Coronavirus response undermines case for many regulations
by Ray Carter
Director, Center for Independent Journalism
[Original link] Gov. Kevin Stitt has signed an executive order that waives various regulations in Oklahoma, including mandates restricting the provision of telemedicine, to help address issues associated with coronavirus.
Other governors across the nation, as well as the federal government, have taken similar deregulatory steps. In doing so, those efforts have raised a crucial question: Were those regulations really needed in the first place?
Many experts say the answer is “no.”
“The fact that they’re recognizing that these regulations are problematical during a health emergency is just proof positive that they’re problematical all the time and that they need permanent repeal,” said Byron Schlomach, director of the 1889 Institute, an education and research organization.
The 1889 Institute has previously highlighted problems in Oklahoma government regulation, saying lawmakers need to “stop creating governance structures where conflicts of interest, self-dealing, and groupthink are to be expected.”
In Oklahoma, Oklahoma health-care providers have been required to have a pre-existing relationship with a patient before providing care via telemedicine. Stitt’s executive order waived that mandate, which the governor’s office noted in a press release makes it “easier for Oklahomans to see a doctor without leaving home.”
Stitt’s order also allows health care professionals who are licensed in another state to receive a temporary license to practice in Oklahoma.
The order also slashes restrictions on truck drivers and commercial vehicles so they can more easily transport medical supplies and other items across the state.
Stitt’s action on out-of-state medical licenses and telemedicine is similar to steps taken by other governors across the country from both political parties. Yet repeal of those regulations was sought by experts long before the outbreak of the coronavirus.
“Cato’s work on occupational licensure in medical and other fields goes back many decades and continues to the present,” writes Walter Olson, a senior fellow at the libertarian Cato Institute. “There is strong evidence that licensing burdens in many areas could be scaled back or eliminated entirely at no cost in consumer welfare (and often a gain), and that interstate barriers to recognition of licenses held in good standing elsewhere impose particularly high costs to little benefit.”
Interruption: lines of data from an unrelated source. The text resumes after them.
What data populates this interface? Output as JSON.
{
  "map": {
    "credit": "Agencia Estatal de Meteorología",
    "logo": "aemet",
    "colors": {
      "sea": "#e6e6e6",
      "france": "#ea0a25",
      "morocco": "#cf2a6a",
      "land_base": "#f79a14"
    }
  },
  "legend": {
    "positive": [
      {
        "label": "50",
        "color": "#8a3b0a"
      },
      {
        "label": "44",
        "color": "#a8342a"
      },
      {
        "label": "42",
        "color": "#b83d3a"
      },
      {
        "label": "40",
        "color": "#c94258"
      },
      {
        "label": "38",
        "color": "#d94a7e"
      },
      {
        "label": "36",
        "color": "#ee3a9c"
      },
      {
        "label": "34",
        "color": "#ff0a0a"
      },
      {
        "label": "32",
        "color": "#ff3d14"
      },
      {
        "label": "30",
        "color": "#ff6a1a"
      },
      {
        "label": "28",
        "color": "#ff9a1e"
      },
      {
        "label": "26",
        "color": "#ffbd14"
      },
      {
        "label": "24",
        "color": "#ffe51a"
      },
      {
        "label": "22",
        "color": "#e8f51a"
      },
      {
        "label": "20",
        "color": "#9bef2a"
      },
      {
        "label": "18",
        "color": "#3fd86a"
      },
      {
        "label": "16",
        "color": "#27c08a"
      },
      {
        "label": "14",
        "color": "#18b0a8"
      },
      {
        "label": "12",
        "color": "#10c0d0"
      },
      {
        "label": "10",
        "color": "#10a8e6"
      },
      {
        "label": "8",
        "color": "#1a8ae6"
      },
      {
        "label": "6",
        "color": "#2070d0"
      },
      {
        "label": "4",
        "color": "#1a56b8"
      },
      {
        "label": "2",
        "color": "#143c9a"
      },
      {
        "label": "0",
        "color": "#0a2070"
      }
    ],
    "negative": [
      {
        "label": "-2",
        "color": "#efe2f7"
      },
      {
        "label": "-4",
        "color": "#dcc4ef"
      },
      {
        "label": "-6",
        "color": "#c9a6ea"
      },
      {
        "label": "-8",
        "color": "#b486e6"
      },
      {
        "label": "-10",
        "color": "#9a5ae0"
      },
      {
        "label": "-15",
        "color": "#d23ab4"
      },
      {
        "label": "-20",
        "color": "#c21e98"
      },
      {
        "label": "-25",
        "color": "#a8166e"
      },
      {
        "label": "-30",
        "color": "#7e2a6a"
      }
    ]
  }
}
In many instances, government regulation has been a major impediment to addressing health concerns during the coronavirus event.
Jeffrey A. Singer, a general surgeon in Arizona and a senior fellow at the Cato Institute, recently noted that challenges in distributing tests for coronavirus were driven largely by government regulation.
Singer pointed out that the federal Centers for Disease Control and Prevention “took control of distributing and administering tests while the private sector and foreign‐developed tests were kept out of the process during the crucial weeks between when the virus was first identified in December and when it started rapidly spreading among the American public. The obstacles to private‐sector action are only now being lifted.”
Among other things, he noted that government regulation initially prevented the use of “tests already in use in other countries.”
While the coronavirus has incentivized state governments to begin deregulating, the need for deregulation has been a growing topic in Oklahoma for months.
At an August 2019 legislative study, Oklahoma lawmakers were told they could increase state economic growth by repealing regulations. James Broughel, a senior research fellow at the Mercatus Center at George Mason University, reported that Oklahoma’s administrative code is 9.3 million words in length and contains 145,296 restrictions. That’s above the national average of roughly 131,000.
Prior to the coronavirus scare, Stitt said he would focus on deregulation as governor, saying he wants to slash state red tape by 25 percent. The governor has called for repealing two state regulations for every new regulation placed on the books.
And, earlier this month, the Oklahoma Senate approved the “Universal Occupational License Recognition Act.” If that legislation becomes law, an occupational license or certificate issued in another state would be recognized as valid if the holder moves to Oklahoma and is not facing any disciplinary action.
Scott Sumner, the Ralph G. Hawtrey Chair of Monetary Policy at the Mercatus Center at George Mason University, has previously summed up research on regulation bluntly.
“One of the most basic ideas in economics,” Sumner wrote, “is that the vast majority of regulations are harmful.”